Our approach optimizes questioning through rewards—fluency, granularity, and answerability—to guide learners through each step logically, making the problem more manageable and
improving overall comprehension.

In our work, we explore two main research questions:

**1. Does sub-questioning help in understanding a math word problem better? ** We aimed to assess whether breaking down problems into subquestions improves comprehension and solving accuracy.

**2. What are the properties of a good questioning strategy?**
We examined how factors like question order, content, and granularity affect the success of subquestioning.
Our experiments showed that the right sequence of relevant, structured questions significantly enhances problem-solving abilities.

## Results

the results showed clear improvements in problem-solving using our Socratic subquestioning approach. When subquestions were introduced, we observed an increase in
solution accuracy by approximately **15-20% compared to models without subquestions**. Additionally, when we tested different configurations,
we found that using properly ordered, **goal-driven subquestions boosted performance by 10-12% over randomly ordered or unstructured questions**.
These results confirm the importance of structured, focused questioning in enhancing both problem comprehension and accuracy in reaching the correct solution.

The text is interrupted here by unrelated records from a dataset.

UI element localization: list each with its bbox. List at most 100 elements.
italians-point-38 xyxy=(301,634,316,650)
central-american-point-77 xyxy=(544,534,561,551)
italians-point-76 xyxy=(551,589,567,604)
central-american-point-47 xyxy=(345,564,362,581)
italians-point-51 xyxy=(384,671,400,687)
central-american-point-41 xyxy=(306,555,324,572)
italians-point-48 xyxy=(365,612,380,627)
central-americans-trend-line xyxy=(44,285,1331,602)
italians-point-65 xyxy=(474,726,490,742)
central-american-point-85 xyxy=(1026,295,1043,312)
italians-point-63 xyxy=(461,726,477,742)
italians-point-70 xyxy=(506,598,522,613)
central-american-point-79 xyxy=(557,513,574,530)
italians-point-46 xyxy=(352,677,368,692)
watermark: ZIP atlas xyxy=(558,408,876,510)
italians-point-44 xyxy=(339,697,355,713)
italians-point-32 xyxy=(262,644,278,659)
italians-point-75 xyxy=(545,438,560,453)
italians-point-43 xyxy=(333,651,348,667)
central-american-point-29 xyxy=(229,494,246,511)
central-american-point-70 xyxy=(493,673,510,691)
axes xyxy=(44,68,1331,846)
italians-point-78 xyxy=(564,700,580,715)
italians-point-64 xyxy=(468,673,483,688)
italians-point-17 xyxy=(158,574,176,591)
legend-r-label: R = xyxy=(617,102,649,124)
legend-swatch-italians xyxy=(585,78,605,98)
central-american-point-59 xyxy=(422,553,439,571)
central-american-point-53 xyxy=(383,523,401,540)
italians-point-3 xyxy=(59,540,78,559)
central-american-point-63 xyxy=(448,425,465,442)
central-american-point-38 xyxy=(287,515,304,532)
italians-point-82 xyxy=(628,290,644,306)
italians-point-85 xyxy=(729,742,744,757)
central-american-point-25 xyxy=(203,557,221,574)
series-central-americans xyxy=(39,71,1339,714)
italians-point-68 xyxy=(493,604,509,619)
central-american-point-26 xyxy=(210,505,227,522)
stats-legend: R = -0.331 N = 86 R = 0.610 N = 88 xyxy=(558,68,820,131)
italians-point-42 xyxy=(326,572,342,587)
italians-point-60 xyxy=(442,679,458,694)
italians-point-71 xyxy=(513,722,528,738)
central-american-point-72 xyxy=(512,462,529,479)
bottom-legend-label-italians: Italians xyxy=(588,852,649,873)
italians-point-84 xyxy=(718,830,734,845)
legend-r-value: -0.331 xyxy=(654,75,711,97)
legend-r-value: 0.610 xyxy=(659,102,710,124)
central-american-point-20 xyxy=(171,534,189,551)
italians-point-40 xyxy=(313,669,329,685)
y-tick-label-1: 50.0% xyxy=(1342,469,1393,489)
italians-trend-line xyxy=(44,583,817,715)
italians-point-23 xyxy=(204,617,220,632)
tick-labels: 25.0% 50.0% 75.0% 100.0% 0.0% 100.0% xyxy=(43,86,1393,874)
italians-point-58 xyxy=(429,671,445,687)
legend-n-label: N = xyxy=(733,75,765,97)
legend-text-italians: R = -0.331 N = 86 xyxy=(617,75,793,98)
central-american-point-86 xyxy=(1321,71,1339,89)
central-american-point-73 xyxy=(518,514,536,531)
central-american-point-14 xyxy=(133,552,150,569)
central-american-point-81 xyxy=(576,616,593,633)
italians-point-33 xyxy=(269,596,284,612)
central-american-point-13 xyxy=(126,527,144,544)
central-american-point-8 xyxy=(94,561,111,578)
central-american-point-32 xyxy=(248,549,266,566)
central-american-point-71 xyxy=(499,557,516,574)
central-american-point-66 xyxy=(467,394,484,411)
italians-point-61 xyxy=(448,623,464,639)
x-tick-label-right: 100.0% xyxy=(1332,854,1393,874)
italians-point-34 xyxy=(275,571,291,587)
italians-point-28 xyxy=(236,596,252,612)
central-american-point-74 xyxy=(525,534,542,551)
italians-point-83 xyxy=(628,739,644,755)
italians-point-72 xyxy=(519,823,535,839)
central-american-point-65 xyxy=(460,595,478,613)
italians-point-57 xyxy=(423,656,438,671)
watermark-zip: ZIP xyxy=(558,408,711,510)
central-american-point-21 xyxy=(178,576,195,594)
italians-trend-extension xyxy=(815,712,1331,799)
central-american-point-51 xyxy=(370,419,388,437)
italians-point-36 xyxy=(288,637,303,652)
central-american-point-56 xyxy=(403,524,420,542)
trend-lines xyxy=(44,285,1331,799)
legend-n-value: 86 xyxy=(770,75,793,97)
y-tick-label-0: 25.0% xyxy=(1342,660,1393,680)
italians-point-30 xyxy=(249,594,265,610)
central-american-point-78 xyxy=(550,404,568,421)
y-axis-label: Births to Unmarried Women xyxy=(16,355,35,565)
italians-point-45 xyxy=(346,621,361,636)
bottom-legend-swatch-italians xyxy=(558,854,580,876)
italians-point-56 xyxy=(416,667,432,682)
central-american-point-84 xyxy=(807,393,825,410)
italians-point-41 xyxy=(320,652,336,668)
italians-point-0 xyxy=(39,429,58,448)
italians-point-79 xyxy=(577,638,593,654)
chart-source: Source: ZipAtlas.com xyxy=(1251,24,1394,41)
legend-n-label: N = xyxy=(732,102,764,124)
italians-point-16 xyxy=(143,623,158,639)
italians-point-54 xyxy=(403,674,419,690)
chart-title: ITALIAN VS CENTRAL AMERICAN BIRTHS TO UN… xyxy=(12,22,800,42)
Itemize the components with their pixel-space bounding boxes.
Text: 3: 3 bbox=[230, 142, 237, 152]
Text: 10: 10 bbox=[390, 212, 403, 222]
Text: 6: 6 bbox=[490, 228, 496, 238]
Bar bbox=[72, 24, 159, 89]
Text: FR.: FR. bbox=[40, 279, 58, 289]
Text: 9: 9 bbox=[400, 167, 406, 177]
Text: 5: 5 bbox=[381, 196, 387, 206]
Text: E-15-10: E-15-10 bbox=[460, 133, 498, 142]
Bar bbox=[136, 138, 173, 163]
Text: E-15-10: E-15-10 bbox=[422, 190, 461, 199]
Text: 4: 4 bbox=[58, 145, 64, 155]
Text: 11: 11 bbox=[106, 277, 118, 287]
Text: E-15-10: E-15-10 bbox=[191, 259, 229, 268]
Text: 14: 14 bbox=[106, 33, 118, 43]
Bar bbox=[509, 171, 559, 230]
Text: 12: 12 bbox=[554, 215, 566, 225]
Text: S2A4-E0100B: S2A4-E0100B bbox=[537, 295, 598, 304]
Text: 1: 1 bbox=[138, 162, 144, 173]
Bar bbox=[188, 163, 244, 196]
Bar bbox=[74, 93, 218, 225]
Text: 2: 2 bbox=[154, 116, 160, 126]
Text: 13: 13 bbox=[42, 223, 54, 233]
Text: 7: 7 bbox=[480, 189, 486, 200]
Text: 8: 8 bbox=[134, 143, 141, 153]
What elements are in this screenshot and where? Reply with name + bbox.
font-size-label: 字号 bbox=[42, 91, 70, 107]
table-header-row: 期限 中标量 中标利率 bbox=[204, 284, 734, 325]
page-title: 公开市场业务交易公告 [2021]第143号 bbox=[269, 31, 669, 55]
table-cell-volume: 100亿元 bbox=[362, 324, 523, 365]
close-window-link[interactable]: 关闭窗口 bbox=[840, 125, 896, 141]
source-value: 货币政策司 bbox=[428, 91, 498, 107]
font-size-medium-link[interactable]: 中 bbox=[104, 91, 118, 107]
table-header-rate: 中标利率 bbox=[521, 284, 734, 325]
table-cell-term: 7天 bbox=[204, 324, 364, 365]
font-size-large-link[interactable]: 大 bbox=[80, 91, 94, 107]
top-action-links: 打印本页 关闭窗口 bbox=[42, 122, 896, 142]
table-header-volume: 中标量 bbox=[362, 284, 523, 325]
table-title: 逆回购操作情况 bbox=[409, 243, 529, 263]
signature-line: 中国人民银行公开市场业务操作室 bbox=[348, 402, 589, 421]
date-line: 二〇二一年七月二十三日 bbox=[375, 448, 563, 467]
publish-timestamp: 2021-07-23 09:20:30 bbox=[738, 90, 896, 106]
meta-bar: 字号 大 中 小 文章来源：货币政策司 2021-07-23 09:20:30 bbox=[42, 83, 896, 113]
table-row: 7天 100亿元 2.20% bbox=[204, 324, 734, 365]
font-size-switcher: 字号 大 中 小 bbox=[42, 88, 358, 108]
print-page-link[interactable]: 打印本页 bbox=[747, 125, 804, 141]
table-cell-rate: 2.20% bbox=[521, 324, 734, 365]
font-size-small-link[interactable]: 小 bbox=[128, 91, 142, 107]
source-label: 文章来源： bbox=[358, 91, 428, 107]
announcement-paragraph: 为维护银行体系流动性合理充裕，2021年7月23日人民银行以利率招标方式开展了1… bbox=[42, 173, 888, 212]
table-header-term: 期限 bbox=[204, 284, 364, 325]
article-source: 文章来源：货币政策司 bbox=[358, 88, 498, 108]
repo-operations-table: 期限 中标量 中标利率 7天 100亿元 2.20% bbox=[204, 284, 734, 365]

## First-Step Advantage: Importance of Starting Right in Multi-Step Math Reasoning

**Our overall methodology**: Comparison between Chain-of-Thought (CoT) approach and QuestCoT

We explore **how guiding models correctly from the first step can lead to substantial improvements in solving complex, multi-step reasoning tasks**, particularly in
mathematics. This approach is closely tied to the concept of problem decomposition through subquestioning, where complex problems are broken down into smaller,
more manageable parts.

Just as subquestioning helps a model or learner by focusing on specific, essential sub-tasks, our strategy emphasizes the importance of solving the initial
step correctly in multi-step reasoning. In both cases, addressing the problem piece by piece ensures a structured progression towards the correct solution.
For example, our experiments demonstrate that **providing early guidance improves problem-solving performance significantly—over 100% when GPT-4 is used as a
"teacher" for smaller models like LLaMA 7B**. This mirrors how subquestion decomposition improves performance by sequentially tackling smaller, easier-to-handle components
of a problem

## QuestCoT

We introduce QuestCoT (Question-Chain-of-Thought) as a method for improving multi-step reasoning in smaller language models by focusing on the first step of problem-solving.
**QuestCoT builds on the concept of Chain-of-Thought (CoT) prompting by having the model ask itself an initial guiding question before proceeding with a
step-by-step reasoning process. **

## Key Idea Behind QuestCoT:

QuestCoT ensures that the model starts correctly by encouraging it to generate a question related to the first step of the problem. This early question serves as a foundation for solving the rest of the problem, guiding the model through a structured reasoning chain. This approach is particularly valuable in complex, multi-step tasks like math word problems, where getting the first step right significantly impacts the final solution.

## Results

Our research shows that when smaller models receive expert guidance (e.g., from larger models like GPT-4) at the first step, their performance can improve by over
100% in some cases. Models that start correctly can often continue solving the problem more effectively.

Summary of the results:

**1.Significant Performance Boost with First-Step Guidance: ** When models like LLaMA 7B received guidance on how to approach the first step of solving problems,
their performance improved by up to 40%. For instance, LLaMA 7B's baseline accuracy of 34.19% on the GSM8K dataset increased to 47.6% with first-step guidance from GPT-4.

**2. Cumulative Gains with Larger Models as Teachers: ** s the size of the guiding model increased, so did the performance of the student models.
For example, when GPT-4 provided the first-step guidance, LLaMA 7B's performance more than doubled, improving from 10.5% to 23.2%.